Will this certificate work with my existing MTA?
Yes. The certificate is X.509 v3 with standard SMTP, IMAP and Submission EKUs. We ship config snippets for Postfix, Exim, Dovecot, Sendmail, Microsoft Exchange, Zimbra and HCL Domino. If your MTA can load a PEM key pair, it can serve a HeliotTLS certificate.
Why crypto-only payments?
A certificate authority is a privacy boundary. Card processors leak your identity, your IP, your billing address and the certificate’s purpose to dozens of third parties. Bitcoin, Litecoin and Monero leave the relationship between your domain and your operator entirely off-chain.
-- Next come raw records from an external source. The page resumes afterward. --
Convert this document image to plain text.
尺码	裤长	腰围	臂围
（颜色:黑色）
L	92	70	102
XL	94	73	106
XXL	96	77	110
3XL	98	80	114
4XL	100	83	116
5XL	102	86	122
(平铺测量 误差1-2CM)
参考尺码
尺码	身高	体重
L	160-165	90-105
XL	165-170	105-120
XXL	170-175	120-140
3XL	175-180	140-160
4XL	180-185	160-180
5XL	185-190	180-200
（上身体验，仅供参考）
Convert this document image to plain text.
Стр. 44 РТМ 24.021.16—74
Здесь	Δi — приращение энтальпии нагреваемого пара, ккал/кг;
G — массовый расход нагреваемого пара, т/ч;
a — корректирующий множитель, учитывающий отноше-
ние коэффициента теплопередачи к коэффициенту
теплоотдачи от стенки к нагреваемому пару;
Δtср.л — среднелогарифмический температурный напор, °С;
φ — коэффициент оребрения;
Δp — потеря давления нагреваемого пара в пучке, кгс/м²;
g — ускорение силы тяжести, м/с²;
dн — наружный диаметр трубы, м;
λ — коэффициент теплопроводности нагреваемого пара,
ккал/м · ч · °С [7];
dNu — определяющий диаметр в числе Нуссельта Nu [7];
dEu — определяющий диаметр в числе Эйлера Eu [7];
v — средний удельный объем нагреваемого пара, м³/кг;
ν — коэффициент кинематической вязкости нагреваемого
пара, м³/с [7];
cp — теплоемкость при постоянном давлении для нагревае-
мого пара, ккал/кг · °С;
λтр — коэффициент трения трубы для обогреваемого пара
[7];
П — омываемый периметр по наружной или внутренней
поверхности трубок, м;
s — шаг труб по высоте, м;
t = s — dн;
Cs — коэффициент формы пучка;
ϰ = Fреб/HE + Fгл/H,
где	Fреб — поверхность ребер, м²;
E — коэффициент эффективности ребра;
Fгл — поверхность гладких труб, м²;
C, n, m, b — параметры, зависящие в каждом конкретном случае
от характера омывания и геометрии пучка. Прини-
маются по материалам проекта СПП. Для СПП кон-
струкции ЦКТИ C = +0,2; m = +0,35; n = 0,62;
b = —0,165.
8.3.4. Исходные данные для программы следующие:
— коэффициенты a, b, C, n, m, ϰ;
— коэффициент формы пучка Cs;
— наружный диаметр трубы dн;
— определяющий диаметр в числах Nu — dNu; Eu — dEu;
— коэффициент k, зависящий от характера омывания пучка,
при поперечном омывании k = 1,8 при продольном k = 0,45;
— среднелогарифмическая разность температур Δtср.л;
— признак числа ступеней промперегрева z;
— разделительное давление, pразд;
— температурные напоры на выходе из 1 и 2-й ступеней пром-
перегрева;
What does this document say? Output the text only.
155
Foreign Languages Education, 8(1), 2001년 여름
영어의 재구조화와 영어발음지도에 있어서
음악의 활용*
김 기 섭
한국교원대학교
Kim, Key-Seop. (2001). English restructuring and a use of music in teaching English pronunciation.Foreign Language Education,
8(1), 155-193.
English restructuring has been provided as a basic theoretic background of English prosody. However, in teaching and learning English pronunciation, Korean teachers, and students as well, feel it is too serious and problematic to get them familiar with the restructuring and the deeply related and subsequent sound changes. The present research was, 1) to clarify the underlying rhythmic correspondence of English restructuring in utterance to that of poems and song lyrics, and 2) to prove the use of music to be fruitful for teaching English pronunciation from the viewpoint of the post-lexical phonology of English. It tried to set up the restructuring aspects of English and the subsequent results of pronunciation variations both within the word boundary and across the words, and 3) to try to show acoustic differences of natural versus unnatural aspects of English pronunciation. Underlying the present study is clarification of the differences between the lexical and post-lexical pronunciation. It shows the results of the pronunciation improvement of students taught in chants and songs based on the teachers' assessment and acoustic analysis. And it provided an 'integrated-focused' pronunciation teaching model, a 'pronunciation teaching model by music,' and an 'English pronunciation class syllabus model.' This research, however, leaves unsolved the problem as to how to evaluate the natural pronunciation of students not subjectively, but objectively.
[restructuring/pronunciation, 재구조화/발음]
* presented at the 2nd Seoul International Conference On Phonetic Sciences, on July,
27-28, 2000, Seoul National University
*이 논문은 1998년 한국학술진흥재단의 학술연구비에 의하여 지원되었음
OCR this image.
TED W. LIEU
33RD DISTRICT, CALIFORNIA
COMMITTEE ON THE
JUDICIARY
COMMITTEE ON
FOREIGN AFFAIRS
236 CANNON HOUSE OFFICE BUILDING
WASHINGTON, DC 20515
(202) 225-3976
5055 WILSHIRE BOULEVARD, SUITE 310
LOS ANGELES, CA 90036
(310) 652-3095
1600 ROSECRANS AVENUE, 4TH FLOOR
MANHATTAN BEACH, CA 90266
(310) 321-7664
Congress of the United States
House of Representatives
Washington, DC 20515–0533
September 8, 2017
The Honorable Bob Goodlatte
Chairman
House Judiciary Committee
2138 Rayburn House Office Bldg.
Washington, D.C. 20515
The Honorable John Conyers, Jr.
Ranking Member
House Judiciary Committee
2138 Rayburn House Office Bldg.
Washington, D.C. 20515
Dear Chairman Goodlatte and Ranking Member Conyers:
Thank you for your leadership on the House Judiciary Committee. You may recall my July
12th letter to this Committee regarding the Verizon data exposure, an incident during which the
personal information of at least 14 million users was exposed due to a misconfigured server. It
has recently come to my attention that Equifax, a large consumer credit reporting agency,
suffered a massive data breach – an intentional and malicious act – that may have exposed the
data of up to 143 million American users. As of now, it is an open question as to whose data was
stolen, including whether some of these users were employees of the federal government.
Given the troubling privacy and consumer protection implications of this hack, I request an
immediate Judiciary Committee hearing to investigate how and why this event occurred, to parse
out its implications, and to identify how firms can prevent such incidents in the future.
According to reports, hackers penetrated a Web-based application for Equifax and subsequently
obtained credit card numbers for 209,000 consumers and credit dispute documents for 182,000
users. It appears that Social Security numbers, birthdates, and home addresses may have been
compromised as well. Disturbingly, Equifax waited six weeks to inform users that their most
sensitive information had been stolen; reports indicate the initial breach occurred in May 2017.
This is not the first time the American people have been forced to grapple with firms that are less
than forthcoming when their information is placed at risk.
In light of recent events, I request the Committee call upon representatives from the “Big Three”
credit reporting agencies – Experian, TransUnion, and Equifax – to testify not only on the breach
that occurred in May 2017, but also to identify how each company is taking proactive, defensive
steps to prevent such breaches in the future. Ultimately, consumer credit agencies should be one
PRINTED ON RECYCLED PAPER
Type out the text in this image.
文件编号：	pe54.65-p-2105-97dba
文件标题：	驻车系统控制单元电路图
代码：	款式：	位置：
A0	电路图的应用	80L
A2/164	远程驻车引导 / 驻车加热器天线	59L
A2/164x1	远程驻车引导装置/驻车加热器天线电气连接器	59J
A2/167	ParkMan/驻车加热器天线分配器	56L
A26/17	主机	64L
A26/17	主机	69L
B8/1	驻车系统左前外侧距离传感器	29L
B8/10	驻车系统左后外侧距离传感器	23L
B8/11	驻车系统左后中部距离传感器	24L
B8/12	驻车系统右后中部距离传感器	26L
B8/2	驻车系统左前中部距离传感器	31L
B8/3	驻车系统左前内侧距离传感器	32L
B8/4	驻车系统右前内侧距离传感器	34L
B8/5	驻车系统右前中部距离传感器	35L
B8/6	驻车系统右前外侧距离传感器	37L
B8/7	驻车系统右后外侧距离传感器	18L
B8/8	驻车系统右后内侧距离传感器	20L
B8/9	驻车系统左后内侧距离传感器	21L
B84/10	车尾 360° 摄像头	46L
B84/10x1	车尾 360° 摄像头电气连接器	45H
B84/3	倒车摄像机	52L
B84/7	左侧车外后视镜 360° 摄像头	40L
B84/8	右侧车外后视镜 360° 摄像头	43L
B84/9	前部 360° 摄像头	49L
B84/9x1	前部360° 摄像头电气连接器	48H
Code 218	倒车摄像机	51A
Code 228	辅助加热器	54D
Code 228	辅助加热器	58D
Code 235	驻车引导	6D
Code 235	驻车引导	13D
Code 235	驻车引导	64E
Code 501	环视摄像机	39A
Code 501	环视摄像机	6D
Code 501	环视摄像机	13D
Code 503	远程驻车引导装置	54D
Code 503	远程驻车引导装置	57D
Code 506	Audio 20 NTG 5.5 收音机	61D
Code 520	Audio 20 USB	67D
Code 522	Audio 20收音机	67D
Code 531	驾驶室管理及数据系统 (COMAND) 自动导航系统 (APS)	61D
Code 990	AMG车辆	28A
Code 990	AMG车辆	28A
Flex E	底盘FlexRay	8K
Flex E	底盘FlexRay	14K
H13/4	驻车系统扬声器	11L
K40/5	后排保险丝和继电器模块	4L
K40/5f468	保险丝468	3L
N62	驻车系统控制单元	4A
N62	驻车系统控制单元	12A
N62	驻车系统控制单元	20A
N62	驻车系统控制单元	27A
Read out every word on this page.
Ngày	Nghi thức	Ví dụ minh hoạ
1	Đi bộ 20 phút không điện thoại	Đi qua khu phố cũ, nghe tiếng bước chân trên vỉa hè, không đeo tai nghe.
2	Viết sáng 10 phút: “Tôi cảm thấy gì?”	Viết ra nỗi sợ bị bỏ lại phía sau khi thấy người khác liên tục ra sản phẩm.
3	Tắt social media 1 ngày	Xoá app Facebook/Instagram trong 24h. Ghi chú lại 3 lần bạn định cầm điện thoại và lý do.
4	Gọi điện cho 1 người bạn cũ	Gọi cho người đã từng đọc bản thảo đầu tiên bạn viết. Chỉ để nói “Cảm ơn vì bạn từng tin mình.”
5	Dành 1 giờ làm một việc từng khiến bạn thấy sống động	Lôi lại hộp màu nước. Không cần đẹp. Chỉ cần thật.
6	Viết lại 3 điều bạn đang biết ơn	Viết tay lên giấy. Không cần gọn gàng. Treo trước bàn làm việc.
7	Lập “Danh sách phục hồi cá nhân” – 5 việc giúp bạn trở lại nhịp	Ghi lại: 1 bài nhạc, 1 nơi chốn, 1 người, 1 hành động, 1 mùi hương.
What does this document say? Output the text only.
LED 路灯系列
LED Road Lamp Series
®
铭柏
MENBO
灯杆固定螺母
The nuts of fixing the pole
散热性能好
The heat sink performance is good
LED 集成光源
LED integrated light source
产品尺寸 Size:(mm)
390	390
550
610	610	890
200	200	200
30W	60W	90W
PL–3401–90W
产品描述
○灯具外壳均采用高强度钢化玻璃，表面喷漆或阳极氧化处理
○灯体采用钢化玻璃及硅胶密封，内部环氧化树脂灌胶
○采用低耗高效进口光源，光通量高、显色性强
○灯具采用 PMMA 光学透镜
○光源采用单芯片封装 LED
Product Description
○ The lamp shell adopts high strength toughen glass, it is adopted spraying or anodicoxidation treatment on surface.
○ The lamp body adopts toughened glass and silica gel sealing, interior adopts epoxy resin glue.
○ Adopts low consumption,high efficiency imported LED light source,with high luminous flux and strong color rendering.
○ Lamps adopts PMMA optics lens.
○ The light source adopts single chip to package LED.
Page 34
What happens if Monero is delayed?
Monero transactions are private by design and cannot be polled by a public explorer. Our operator confirms the payment manually after observing the funds in our wallet. The median activation time is under 10 minutes; we apply no surcharge.
Do you keep logs?
We store the order ID, the chosen currency, the on-chain TXID for BTC/LTC, your domain and the issuance date. We do not collect your IP, your browser fingerprint, or any payment metadata beyond what is strictly required to deliver the certificate. See our privacy policy.